Journalist and author Eric Weiner told students, faculty, staff and Athens residents at Ohio University on Thursday that the concept of place “is not dead.” 

Weiner, the keynote speaker for International Education Week and who currently writes columns for BBC Travel, spoke to an audience of more than 100 people in Baker University Center Ballroom on Nov. 16 about how places shape and define people. 

“I view the world not as a litany of horrors of wars and disease, although it certainly is that to some extent, but as a laboratory of ideas, of some pretty good ideas,” Weiner said. “Because places are repositories of values. Places are the embodiments of ideas. And often, really good ones.” 

Places also portray culture, Weiner said. He thinks of culture as the sea that people swim in. He told the audience to picture a goldfish in a bowl. The goldfish does not know that anything exists outside of that bowl until it is removed and looks back to where it was. 

“I think we need to be fluid in that we need to be able to hop to other fish bowls and eventually return to ours,” Weiner said. 

Weiner, a former foreign correspondent for National Public Radio, spoke about how covering wars, disease and famine was worthwhile, but it dragged him down and created an “undercurrent of unhappiness.” He decided he wanted to write about happy places instead.

He authored New York Times’ bestselling book The Geography of Bliss about his search for the happiest places around the world.  

“Like geniuses, (happiness) is not spread around the Earth evenly,” Weiner said. “It’s kind of like oil. Some places are washing in it, others are not.” 

For example, places like Bhutan, a country in South Asia, has a policy of “Gross National Happiness” to measure people’s happiness, Weiner said.

Happy places, Weiner said, are “third places” and “thin places.” Third places are accessible neutral places that focus on conversations, like bookstores and public squares. A “thin place” is where the distance between heaven and earth is small, Weiner said, where one becomes their most “essential selves.”

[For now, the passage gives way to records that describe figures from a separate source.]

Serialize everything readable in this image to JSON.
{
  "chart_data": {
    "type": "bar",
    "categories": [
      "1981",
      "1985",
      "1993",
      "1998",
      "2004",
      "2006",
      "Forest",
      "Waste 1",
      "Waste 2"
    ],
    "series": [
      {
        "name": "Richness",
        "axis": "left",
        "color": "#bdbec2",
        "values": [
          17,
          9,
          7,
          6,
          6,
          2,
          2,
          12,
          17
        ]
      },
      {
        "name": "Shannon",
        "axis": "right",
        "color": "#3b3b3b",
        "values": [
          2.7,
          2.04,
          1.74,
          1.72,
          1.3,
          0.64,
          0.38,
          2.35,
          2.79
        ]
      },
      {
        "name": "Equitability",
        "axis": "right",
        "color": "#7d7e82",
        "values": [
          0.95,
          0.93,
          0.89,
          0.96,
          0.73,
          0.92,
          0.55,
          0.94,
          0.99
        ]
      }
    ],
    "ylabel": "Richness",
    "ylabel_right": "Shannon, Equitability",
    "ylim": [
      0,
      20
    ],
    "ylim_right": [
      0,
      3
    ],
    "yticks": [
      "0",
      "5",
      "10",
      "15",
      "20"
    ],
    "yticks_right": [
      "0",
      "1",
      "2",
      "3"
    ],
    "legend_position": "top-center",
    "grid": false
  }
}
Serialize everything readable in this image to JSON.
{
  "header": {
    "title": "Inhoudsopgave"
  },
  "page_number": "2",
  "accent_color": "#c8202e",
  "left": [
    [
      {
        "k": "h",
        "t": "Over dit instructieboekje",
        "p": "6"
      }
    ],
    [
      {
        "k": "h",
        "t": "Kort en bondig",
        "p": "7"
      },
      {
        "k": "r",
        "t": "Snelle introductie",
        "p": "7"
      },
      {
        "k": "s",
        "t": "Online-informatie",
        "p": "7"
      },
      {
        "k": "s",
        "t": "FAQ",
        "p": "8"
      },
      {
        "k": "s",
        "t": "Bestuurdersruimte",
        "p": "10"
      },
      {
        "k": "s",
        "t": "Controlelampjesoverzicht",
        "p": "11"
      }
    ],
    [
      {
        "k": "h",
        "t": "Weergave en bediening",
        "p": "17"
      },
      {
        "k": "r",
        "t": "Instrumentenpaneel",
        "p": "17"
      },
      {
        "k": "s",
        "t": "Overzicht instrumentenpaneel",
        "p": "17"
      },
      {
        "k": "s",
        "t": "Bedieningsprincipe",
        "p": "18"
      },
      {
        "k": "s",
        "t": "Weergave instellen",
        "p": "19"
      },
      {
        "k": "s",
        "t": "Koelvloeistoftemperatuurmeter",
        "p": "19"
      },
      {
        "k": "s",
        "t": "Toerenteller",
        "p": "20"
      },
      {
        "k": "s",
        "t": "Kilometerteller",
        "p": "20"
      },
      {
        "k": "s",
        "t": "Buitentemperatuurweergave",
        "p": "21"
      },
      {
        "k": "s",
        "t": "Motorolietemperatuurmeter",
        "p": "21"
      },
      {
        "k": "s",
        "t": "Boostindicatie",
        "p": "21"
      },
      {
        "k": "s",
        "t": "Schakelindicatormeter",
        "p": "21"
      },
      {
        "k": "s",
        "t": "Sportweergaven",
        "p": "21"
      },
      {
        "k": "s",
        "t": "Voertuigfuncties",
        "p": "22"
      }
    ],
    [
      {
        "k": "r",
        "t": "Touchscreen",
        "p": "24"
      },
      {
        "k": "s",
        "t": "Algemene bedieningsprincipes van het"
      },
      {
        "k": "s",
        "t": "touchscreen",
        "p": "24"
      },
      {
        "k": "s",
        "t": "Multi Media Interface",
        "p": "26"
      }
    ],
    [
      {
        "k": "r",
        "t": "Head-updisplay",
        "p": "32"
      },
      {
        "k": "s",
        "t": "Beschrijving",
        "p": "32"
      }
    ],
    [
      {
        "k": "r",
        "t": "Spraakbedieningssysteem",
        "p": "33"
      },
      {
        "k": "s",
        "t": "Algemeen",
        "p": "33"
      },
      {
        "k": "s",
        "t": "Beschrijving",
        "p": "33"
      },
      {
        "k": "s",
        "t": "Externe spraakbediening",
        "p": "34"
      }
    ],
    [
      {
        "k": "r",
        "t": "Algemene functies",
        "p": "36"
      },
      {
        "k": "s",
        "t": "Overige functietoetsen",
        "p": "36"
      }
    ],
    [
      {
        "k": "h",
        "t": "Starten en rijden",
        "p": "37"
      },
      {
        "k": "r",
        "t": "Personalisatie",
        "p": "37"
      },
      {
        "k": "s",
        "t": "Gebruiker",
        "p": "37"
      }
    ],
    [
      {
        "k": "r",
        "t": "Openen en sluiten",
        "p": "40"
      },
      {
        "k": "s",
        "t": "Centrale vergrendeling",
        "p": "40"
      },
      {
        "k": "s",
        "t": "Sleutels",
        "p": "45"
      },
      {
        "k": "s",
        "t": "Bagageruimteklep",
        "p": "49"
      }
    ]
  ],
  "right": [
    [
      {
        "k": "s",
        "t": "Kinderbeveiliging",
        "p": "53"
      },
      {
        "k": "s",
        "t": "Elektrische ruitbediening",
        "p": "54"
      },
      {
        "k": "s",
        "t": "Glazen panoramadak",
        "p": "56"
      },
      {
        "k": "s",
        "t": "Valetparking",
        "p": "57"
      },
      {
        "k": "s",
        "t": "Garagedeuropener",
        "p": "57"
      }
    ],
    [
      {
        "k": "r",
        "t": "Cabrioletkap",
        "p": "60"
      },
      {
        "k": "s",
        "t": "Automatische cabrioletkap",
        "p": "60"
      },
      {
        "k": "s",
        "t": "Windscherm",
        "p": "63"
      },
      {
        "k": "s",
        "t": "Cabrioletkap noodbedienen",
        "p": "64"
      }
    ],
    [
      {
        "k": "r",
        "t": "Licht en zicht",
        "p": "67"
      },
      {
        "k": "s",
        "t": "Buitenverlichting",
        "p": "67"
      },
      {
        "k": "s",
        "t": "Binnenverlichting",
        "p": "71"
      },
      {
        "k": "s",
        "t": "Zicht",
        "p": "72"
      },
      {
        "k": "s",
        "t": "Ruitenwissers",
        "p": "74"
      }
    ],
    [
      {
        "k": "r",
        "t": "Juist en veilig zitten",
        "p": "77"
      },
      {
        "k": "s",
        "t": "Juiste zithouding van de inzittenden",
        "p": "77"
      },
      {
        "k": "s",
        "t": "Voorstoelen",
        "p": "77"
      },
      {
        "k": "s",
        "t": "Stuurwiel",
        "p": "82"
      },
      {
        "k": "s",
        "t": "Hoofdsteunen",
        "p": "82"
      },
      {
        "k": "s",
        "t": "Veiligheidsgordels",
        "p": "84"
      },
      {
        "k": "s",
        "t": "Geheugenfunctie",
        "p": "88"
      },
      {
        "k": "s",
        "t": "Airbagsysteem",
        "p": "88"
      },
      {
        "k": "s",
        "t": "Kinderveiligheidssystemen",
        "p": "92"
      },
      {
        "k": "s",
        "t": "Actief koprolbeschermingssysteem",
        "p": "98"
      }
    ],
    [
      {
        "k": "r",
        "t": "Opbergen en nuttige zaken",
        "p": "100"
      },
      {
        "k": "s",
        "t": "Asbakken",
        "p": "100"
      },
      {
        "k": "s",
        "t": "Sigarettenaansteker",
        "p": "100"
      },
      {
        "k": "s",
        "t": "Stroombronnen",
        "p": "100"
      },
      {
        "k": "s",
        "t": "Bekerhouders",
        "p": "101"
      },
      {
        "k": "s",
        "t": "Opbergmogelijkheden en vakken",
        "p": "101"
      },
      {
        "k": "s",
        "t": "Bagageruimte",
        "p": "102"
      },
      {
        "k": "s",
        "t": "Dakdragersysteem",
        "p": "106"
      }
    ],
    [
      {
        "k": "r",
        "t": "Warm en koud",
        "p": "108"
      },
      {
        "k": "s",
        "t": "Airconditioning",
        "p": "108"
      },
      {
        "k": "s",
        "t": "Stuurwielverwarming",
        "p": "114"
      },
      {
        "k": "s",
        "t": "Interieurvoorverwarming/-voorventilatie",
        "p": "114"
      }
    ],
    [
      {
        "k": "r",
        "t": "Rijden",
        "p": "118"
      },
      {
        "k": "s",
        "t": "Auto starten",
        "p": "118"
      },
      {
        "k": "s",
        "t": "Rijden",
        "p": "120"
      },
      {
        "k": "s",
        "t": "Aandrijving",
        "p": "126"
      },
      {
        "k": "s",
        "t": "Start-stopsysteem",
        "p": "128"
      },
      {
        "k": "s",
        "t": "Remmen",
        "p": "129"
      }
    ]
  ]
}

“It might be an airport,” Weiner said. “I’m one of those weird people who loves airports. … They have that great quality of being suspended. You’re neither here nor there. And I find that very liberating.” 

Madison Hall, a junior studying strategic communication, did not know what to expect, but she liked when Weiner talked about the different kinds of places. 

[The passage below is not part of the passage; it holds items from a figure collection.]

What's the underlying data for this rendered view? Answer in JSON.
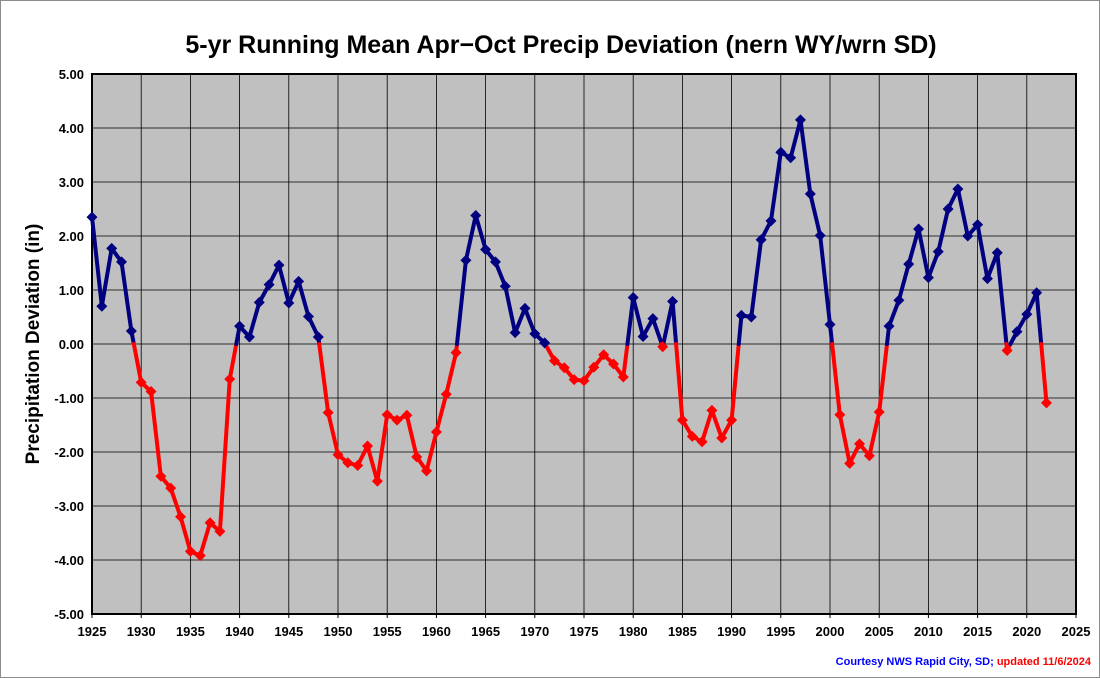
{
  "chart_data": {
    "type": "line",
    "title": "5-yr Running Mean Apr−Oct Precip Deviation (nern WY/wrn SD)",
    "xlabel": "",
    "ylabel": "Precipitation Deviation (in)",
    "xlim": [
      1925,
      2025
    ],
    "ylim": [
      -5.0,
      5.0
    ],
    "x_ticks": [
      1925,
      1930,
      1935,
      1940,
      1945,
      1950,
      1955,
      1960,
      1965,
      1970,
      1975,
      1980,
      1985,
      1990,
      1995,
      2000,
      2005,
      2010,
      2015,
      2020,
      2025
    ],
    "y_ticks": [
      "5.00",
      "4.00",
      "3.00",
      "2.00",
      "1.00",
      "0.00",
      "-1.00",
      "-2.00",
      "-3.00",
      "-4.00",
      "-5.00"
    ],
    "grid": true,
    "legend": "none",
    "positive_color": "#000080",
    "negative_color": "#ff0000",
    "plot_background": "#c0c0c0",
    "series": [
      {
        "x": [
          1925,
          1926,
          1927,
          1928,
          1929,
          1930,
          1931,
          1932,
          1933,
          1934,
          1935,
          1936,
          1937,
          1938,
          1939,
          1940,
          1941,
          1942,
          1943,
          1944,
          1945,
          1946,
          1947,
          1948,
          1949,
          1950,
          1951,
          1952,
          1953,
          1954,
          1955,
          1956,
          1957,
          1958,
          1959,
          1960,
          1961,
          1962,
          1963,
          1964,
          1965,
          1966,
          1967,
          1968,
          1969,
          1970,
          1971,
          1972,
          1973,
          1974,
          1975,
          1976,
          1977,
          1978,
          1979,
          1980,
          1981,
          1982,
          1983,
          1984,
          1985,
          1986,
          1987,
          1988,
          1989,
          1990,
          1991,
          1992,
          1993,
          1994,
          1995,
          1996,
          1997,
          1998,
          1999,
          2000,
          2001,
          2002,
          2003,
          2004,
          2005,
          2006,
          2007,
          2008,
          2009,
          2010,
          2011,
          2012,
          2013,
          2014,
          2015,
          2016,
          2017,
          2018,
          2019,
          2020,
          2021,
          2022
        ],
        "values": [
          2.35,
          0.7,
          1.77,
          1.52,
          0.24,
          -0.71,
          -0.88,
          -2.45,
          -2.67,
          -3.2,
          -3.84,
          -3.92,
          -3.31,
          -3.47,
          -0.65,
          0.33,
          0.13,
          0.77,
          1.1,
          1.46,
          0.76,
          1.16,
          0.51,
          0.13,
          -1.27,
          -2.05,
          -2.2,
          -2.25,
          -1.89,
          -2.54,
          -1.31,
          -1.41,
          -1.32,
          -2.09,
          -2.35,
          -1.63,
          -0.93,
          -0.16,
          1.55,
          2.38,
          1.75,
          1.52,
          1.07,
          0.21,
          0.66,
          0.19,
          0.02,
          -0.31,
          -0.44,
          -0.66,
          -0.68,
          -0.43,
          -0.2,
          -0.37,
          -0.61,
          0.86,
          0.14,
          0.47,
          -0.05,
          0.79,
          -1.41,
          -1.71,
          -1.81,
          -1.23,
          -1.74,
          -1.41,
          0.53,
          0.5,
          1.93,
          2.28,
          3.55,
          3.45,
          4.15,
          2.78,
          2.01,
          0.36,
          -1.31,
          -2.21,
          -1.85,
          -2.07,
          -1.26,
          0.33,
          0.81,
          1.48,
          2.13,
          1.23,
          1.71,
          2.5,
          2.87,
          2.0,
          2.21,
          1.21,
          1.69,
          -0.12,
          0.23,
          0.55,
          0.95,
          -1.09
        ]
      }
    ]
  },
  "credit": {
    "source": "Courtesy NWS Rapid City, SD;",
    "updated": "updated 11/6/2024",
    "source_color": "#0000ff",
    "updated_color": "#ff0000"
  }
}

“I didn’t realize I had some of those places, like when he talked about thin place and third place,” Hall said. “It made me look at the way I appreciate the spaces around me. He’s a really good speaker.” 

Weiner also told the audience about “smart places” and myths about geniuses, such as how geniuses are born. Mozart is presumed to be born a genius, whereas people forget he was born in a very musical time, place and family, Weiner said. 

“What if genius is not born or made? What if it’s grown?” Weiner said. 

Weiner mentioned four places where geniuses “cluster,” cities like Athens, Greece, Florence, Vienna and Silicon Valley. A disproportionate number of geniuses were immigrants or refugees, Weiner said. They work harder, hungry for success and “hits talent that nobody else can see.” 

Four factors can help create those geniuses, Weiner said — diversity, discernment, disorder and discomfort. 

Andrew Fodo, an undecided sophomore, said he thought Weiner’s speech was very unique. 

“The fact that he talked about genius, I feel like that’s an essential key to success is being creative and genius,” Fodo said.

Weiner ended his speech with a call to action, for more people to travel without expectations. 

“I know in college, you’re told to read up about a place before you visit it, and that’s certainly important,” he said. “But you need to leave some space for ignorance … and some space for surprise.”